Chapter 15: Clarity (Kejernihan)

7K 816 470
                                    


Wei Ying tidak bisa berhenti menangis. Dia merasakan lengan Jiejie di sekeliling tubuhnya, menariknya makin dekat seperti yang biasa dia lakukan saat masih muda dulu. Segalanya serasa langsung tercurah padanya; sepuluh tahun lebih menghindarinya, tapi Jiejie seakan-akan tidak pernah menghilang. Wei Ying tidak tahu sudah berapa lama dia menangis di pundaknya. Saat ini dia tidak lagi mempedulikan kebanggaannya. Lagipula dia memang tidak pernah bisa menyembunyikan perasaannya di dekat Jiejie.

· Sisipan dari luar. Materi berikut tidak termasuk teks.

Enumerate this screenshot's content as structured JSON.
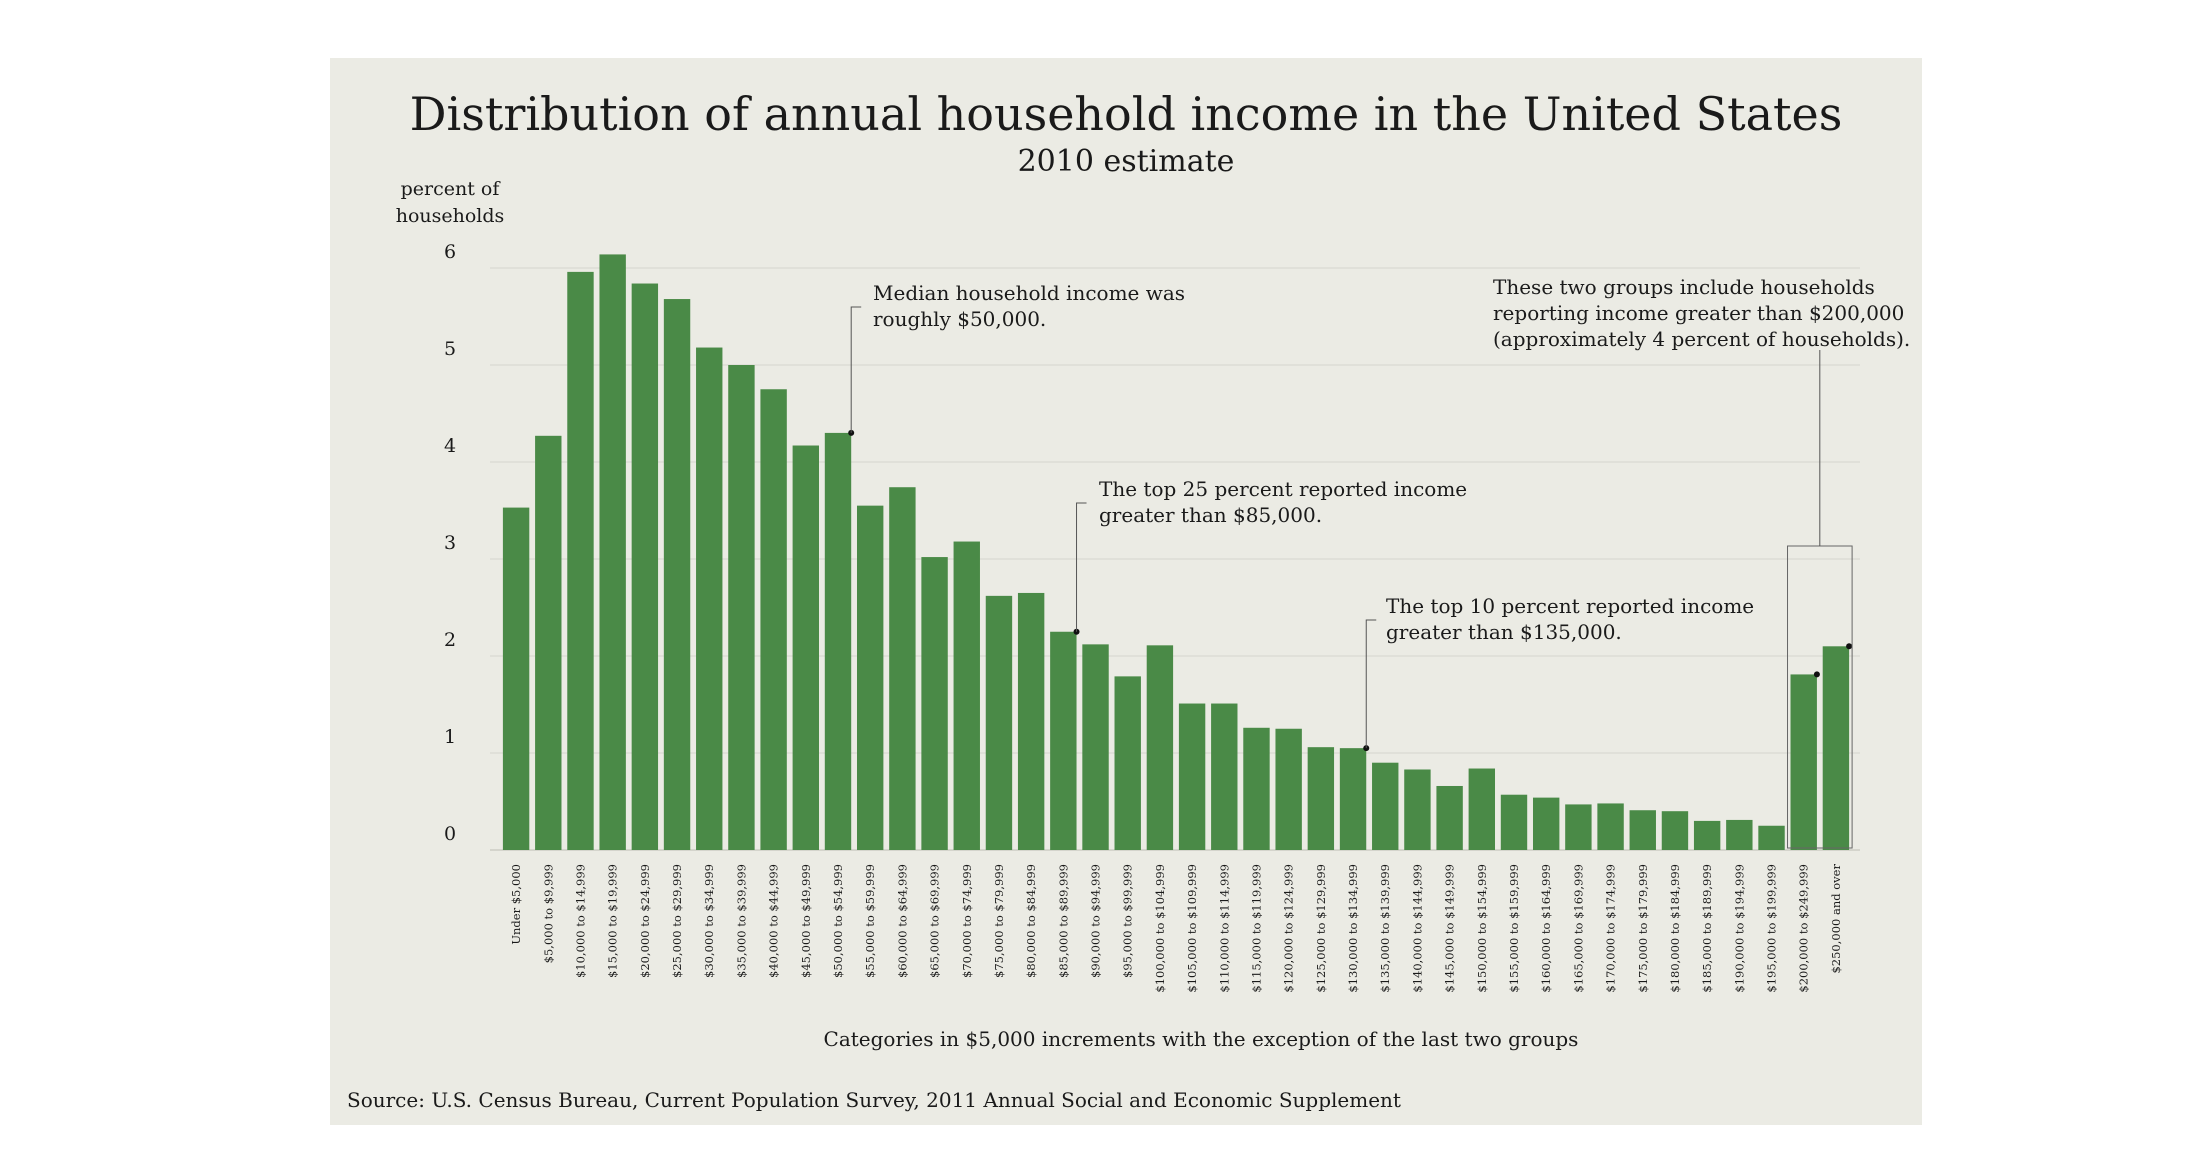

Setelah begitu lama rasanya, isak tangis Wei Ying akhirnya menjadi sesenggukan. Dia terisak beberapa kali, masih menyandarkan kepala ke pundak YanLi. Tidak pernah sekali pun wanita itu berhenti menghiburnya, memberitahunya lagi dan lagi bahwa segalanya baik-baik saja. Dia terus mengusap-usap punggungnya, menunggunya bergerak lebih dulu. Wei Ying terlalu takut untuk menatapnya sehingga hanya bisa diam di sana sampai denyut nadinya menenang dan air matanya mengering.

Kemudian, dia berdeham dan perlahan menarik diri. Dia terus menunduk, terpaku pada seprai putih rumah sakit ini.

Jiejie mengulurkan tangan padanya dan butuh segenap pengendalian diri bagi Wei Ying untuk tidak menjauh. YanLi menyelipkan sehelai rambut lelaki itu ke belakang telinga dan membelai pipinya. Bahkan tanpa melihat pun Wei Ying tahu kakaknya ini sedang tersenyum.

"Lihat dirimu," ujarnya. "Sangat tampan. Jangan menangis, kemarilah."

Wei Ying tidak lagi menangis, tapi jika YanLi terus bicara, dia mungkin akan menangis lagi. Wei Ying akhirnya mengumpulkan segenap keberanian untuk menatapnya.

"Jiejie, maafkan aku—"

"Sudah kubilang, kau tidak perlu meminta maaf," dia menyela.

Wei Ying menggeleng putus asa. "Tidak, kumohon. Biarkan aku meminta maaf. Ini semua salahku, Jiejie. A-Aku sudah menghancurkan pesta pernikahanmu dan melukaimu—"

"A-Ying, itu hanya kecelakaan."

"Tetap saja tidak akan mengubah apa pun! Kau sudah di sini selama lebih dari sepuluh tahun—dan—dan ka-kau masih..."

Suaranya memudar saat YanLi menepuk-nepuk kepalanya, mencoba menghaluskan helai rambut yang mencuat dan tidak pernah diam di tempat. Dia sudah terbiasa melakukan ini sejak mereka remaja, menertawakan betapa mustahilnya merapikan rambut Wei Ying. Fakta bahwa dia masih melakukan ini walaupun lelaki itu sudah berusia tiga puluh tiga tahun membawa senyum kecil di wajahnya.

"Aku senang bisa melihatmu lagi," ujar Jiejie. "Kau sudah besar."

Jiejie menggenggam tangannya. Tangan miliknya sendiri terasa kurus dan rapuh, tapi sekarang jauh lebih hangat; masih lembut seperti yang dia ingat.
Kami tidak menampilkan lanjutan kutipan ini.